Intuitive Explanation of "MapReduce"
How many unique words are there in this sentence which you are reading? The answer which you will say is 12 (Note: word ‘are’ is repeated twice) which was rather quite easy. You just counted all those words in that given sentence. Taking this to the next level, if I ask you to count all the words and their frequencies in this post, you’ll have to spend more time and effort doing the same stuff as before, which might look something like this:
- For each new word add a frequency 1 (the Map part)
- For each word that has been seen before, add 1 to the existing value (the Map part)
- At the end of the post, sum up all the values and give the final result (the Reduce part)
While this sounds tedious, it's still achievable. This can be done within a reasonable time frame.
Taking this to the next level, if I ask you to count all the words and their respective frequencies website www.analyticsbot.ml, and if you give me the correct answer within 30 minutes, I will give you a gift. :) You’ll be tempted at first, but there is no way that you can do that manually, all by yourself, within the given time frame. Some of you might feel like this.
If you are one of the clever folks, you might follow the approach below and give back the result well within the time limit. Here’s how you might approach the problem.
- Get the total number of pages on this website and their URLs. Let’s say there are ‘n’ pages.
- You ask ‘n’ of your friends or relatives to take up each a page, and report the result to you, upon which you report the result to me.
- One thing that can make the process fast is if all the same keywords are given to the same person.
- Now each of those ‘n’ friends do the same work that we discussed before and report to you.

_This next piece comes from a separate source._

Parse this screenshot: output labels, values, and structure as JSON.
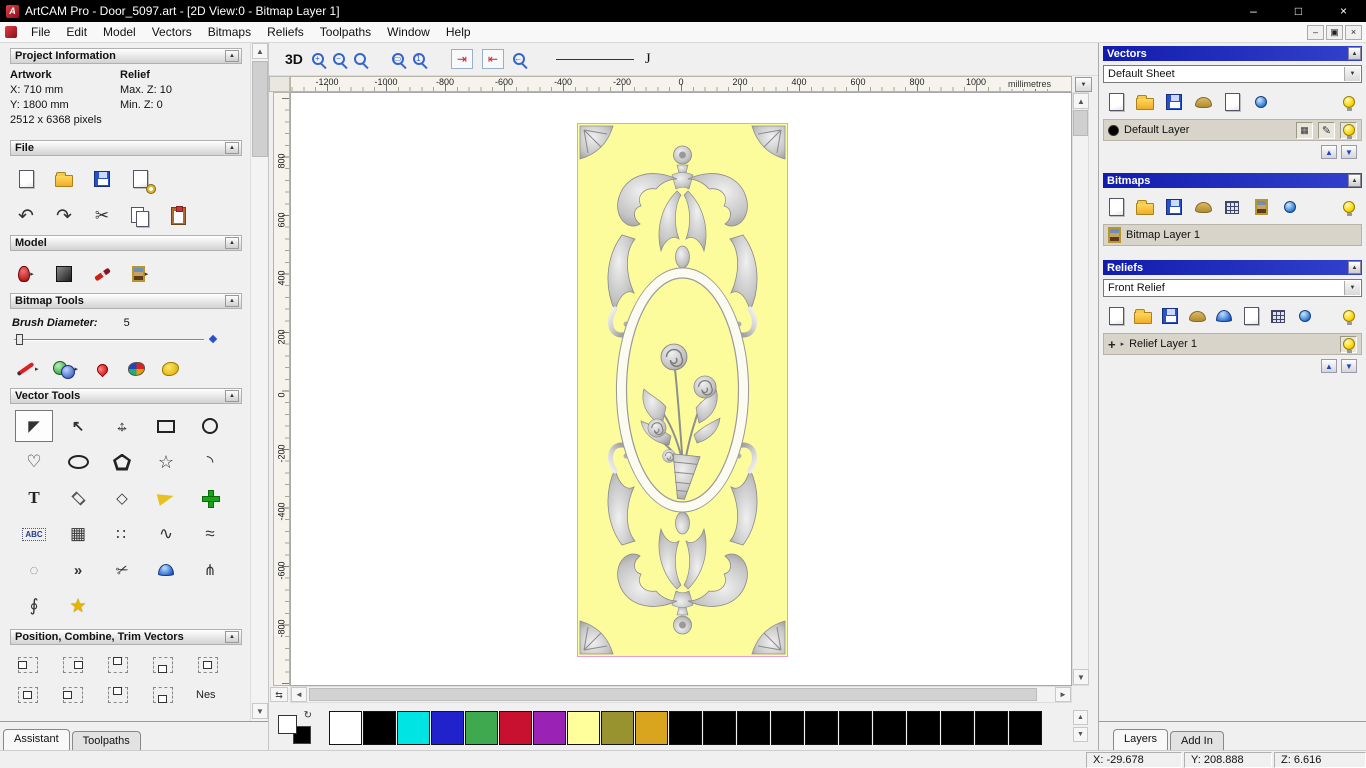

You, being the manager report the final calculations back to me.
Sounds interesting?
You must have observed the process that were followed in both the steps. Both were same. Now if I ask you to count words and their frequencies on multiple websites, you can easily follow the above approach. Well almost. The only change you might have to do is to increase or decrease the number of friends/relatives depending on the scale of data you are dealing with. Well, the only problem is humans don’t want to do this boring and mundane work. Instead we rely on machines to do this for us. Comes Apache Hadoop MapReduce, the savior.

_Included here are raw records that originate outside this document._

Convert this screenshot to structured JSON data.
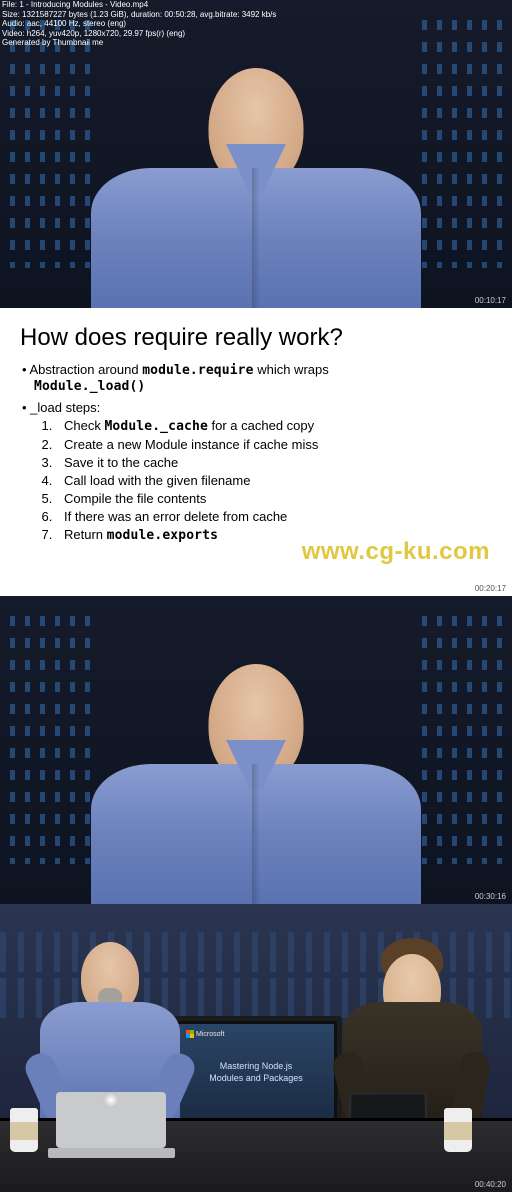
{
  "metadata": {
    "file": "File: 1 - Introducing Modules - Video.mp4",
    "size": "Size: 1321587227 bytes (1.23 GiB), duration: 00:50:28, avg.bitrate: 3492 kb/s",
    "audio": "Audio: aac, 44100 Hz, stereo (eng)",
    "video": "Video: h264, yuv420p, 1280x720, 29.97 fps(r) (eng)",
    "generated": "Generated by Thumbnail me"
  },
  "timestamps": {
    "t1": "00:10:17",
    "t2": "00:20:17",
    "t3": "00:30:16",
    "t4": "00:40:20"
  },
  "slide": {
    "title": "How does require really work?",
    "bullet1_a": "Abstraction around ",
    "bullet1_code1": "module.require",
    "bullet1_b": " which wraps ",
    "bullet1_code2": "Module._load()",
    "bullet2": "_load steps:",
    "step1_a": "Check ",
    "step1_code": "Module._cache",
    "step1_b": "  for a cached copy",
    "step2": "Create a new Module instance if cache miss",
    "step3": "Save it to the cache",
    "step4": "Call load with the given filename",
    "step5": "Compile the file contents",
    "step6": "If there was an error delete from cache",
    "step7_a": "Return ",
    "step7_code": "module.exports"
  },
  "monitor": {
    "brand": "Microsoft",
    "line1": "Mastering Node.js",
    "line2": "Modules and Packages"
  },
  "watermark": "www.cg-ku.com"
}
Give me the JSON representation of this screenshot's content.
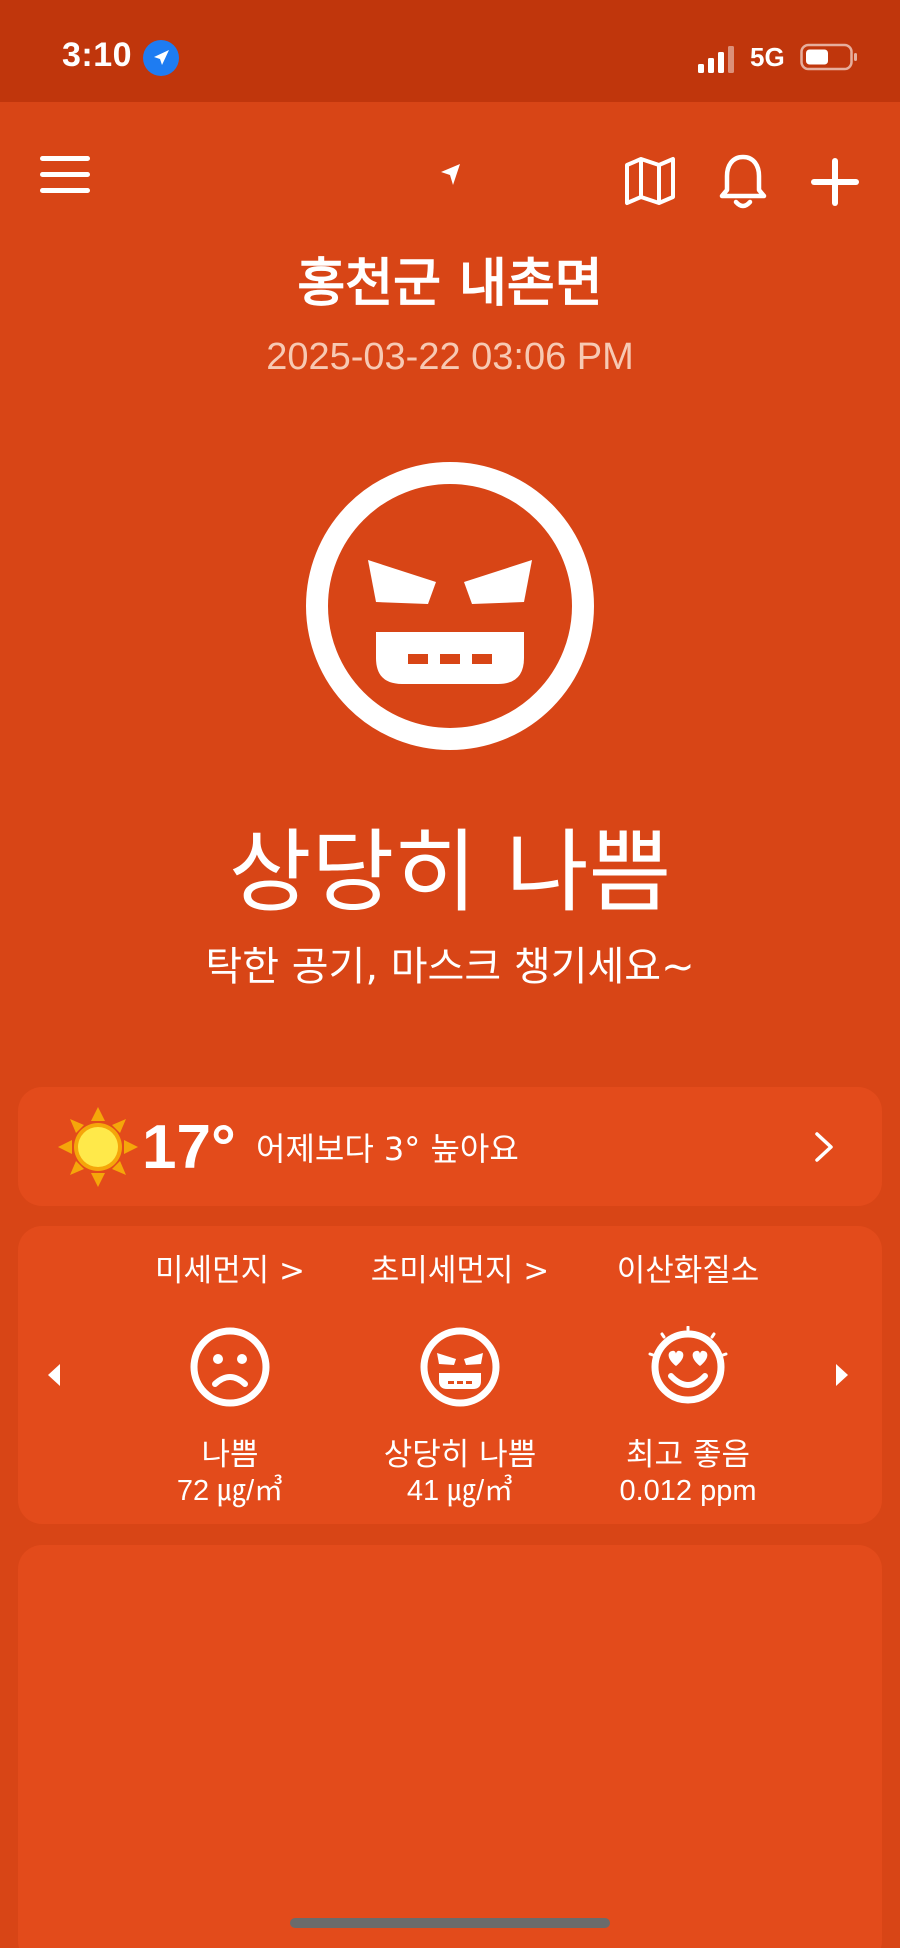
{
  "status_bar": {
    "time": "3:10",
    "network": "5G",
    "icons": [
      "location-arrow-icon",
      "signal-icon",
      "battery-icon"
    ]
  },
  "toolbar": {
    "icons": [
      "menu-icon",
      "navigation-arrow-icon",
      "map-icon",
      "bell-icon",
      "plus-icon"
    ]
  },
  "location": {
    "name": "홍천군 내촌면",
    "timestamp": "2025-03-22 03:06 PM"
  },
  "air_quality": {
    "grade": "상당히 나쁨",
    "message": "탁한 공기, 마스크 챙기세요~",
    "face_icon": "angry-face-icon"
  },
  "weather": {
    "temperature": "17°",
    "comparison": "어제보다 3° 높아요",
    "icon": "sun-icon"
  },
  "pollutants": [
    {
      "name": "미세먼지 >",
      "grade": "나쁨",
      "value": "72 ㎍/㎥",
      "icon": "sad-face-icon"
    },
    {
      "name": "초미세먼지 >",
      "grade": "상당히 나쁨",
      "value": "41 ㎍/㎥",
      "icon": "angry-face-icon"
    },
    {
      "name": "이산화질소",
      "grade": "최고 좋음",
      "value": "0.012 ppm",
      "icon": "heart-eyes-face-icon"
    }
  ],
  "colors": {
    "background": "#d84516",
    "status_bar": "#c0360c",
    "card": "#e34b1b",
    "accent_blue": "#1e7cf2",
    "sun": "#f5a60a"
  }
}
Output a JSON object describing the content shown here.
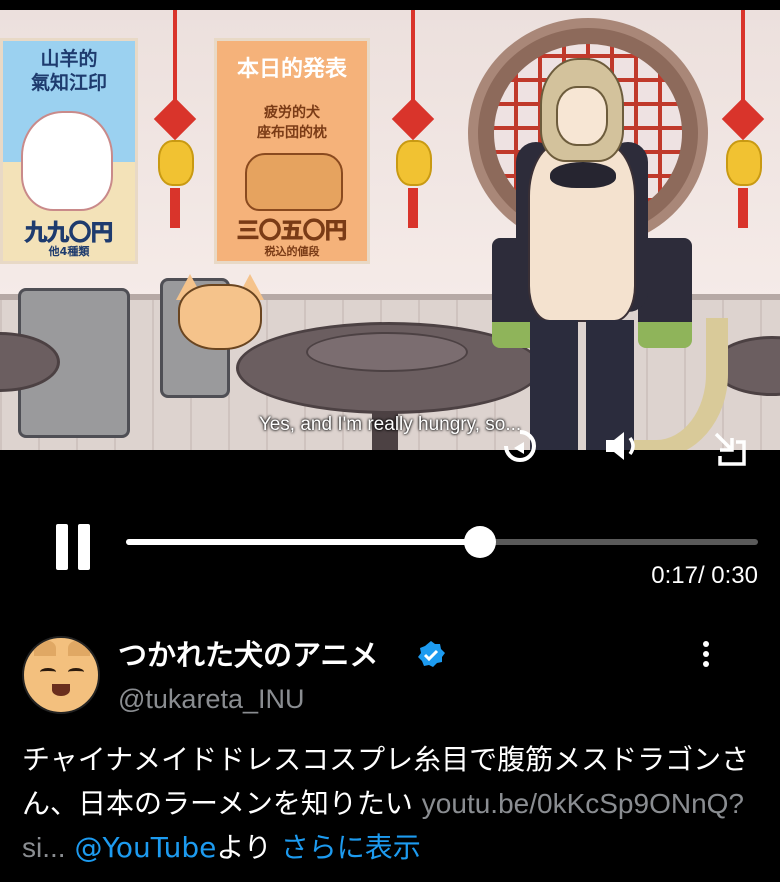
{
  "video": {
    "subtitle": "Yes, and I'm really hungry, so...",
    "posters": {
      "goat": {
        "title": "山羊的\n氣知江印",
        "price": "九九〇円",
        "sub": "他4種類"
      },
      "dog": {
        "title": "本日的発表",
        "subtitle": "疲労的犬\n座布団的枕",
        "price": "三〇五〇円",
        "sub": "税込的値段"
      }
    },
    "controls": {
      "replay_icon": "replay-icon",
      "volume_icon": "volume-icon",
      "exit_fullscreen_icon": "exit-fullscreen-icon"
    }
  },
  "player": {
    "progress": 0.56,
    "time_current": "0:17",
    "time_total": "0:30",
    "time_display": "0:17/ 0:30"
  },
  "tweet": {
    "display_name": "つかれた犬のアニメ",
    "handle": "@tukareta_INU",
    "verified": true,
    "text_main": "チャイナメイドドレスコスプレ糸目で腹筋メスドラゴンさん、日本のラーメンを知りたい ",
    "url_text": "youtu.be/0kKcSp9ONnQ?si...",
    "mention": "@YouTube",
    "via": "より",
    "show_more": "さらに表示"
  },
  "colors": {
    "link": "#1d9bf0",
    "muted": "#8a8d91",
    "background": "#000000"
  }
}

Taking an example of how the mappers and reducers work in the word count example we discussed above. Refer to this image on the right where we want to count the frequency of words in "Dear Boar River Car Car River Deer Car Bear". The first step is to split the data on difference nodes on which mappers would spit <word, 1> for every word. The next step is to shuffle the same set of keywords to the same reducer which would sum up the counts and send the final results.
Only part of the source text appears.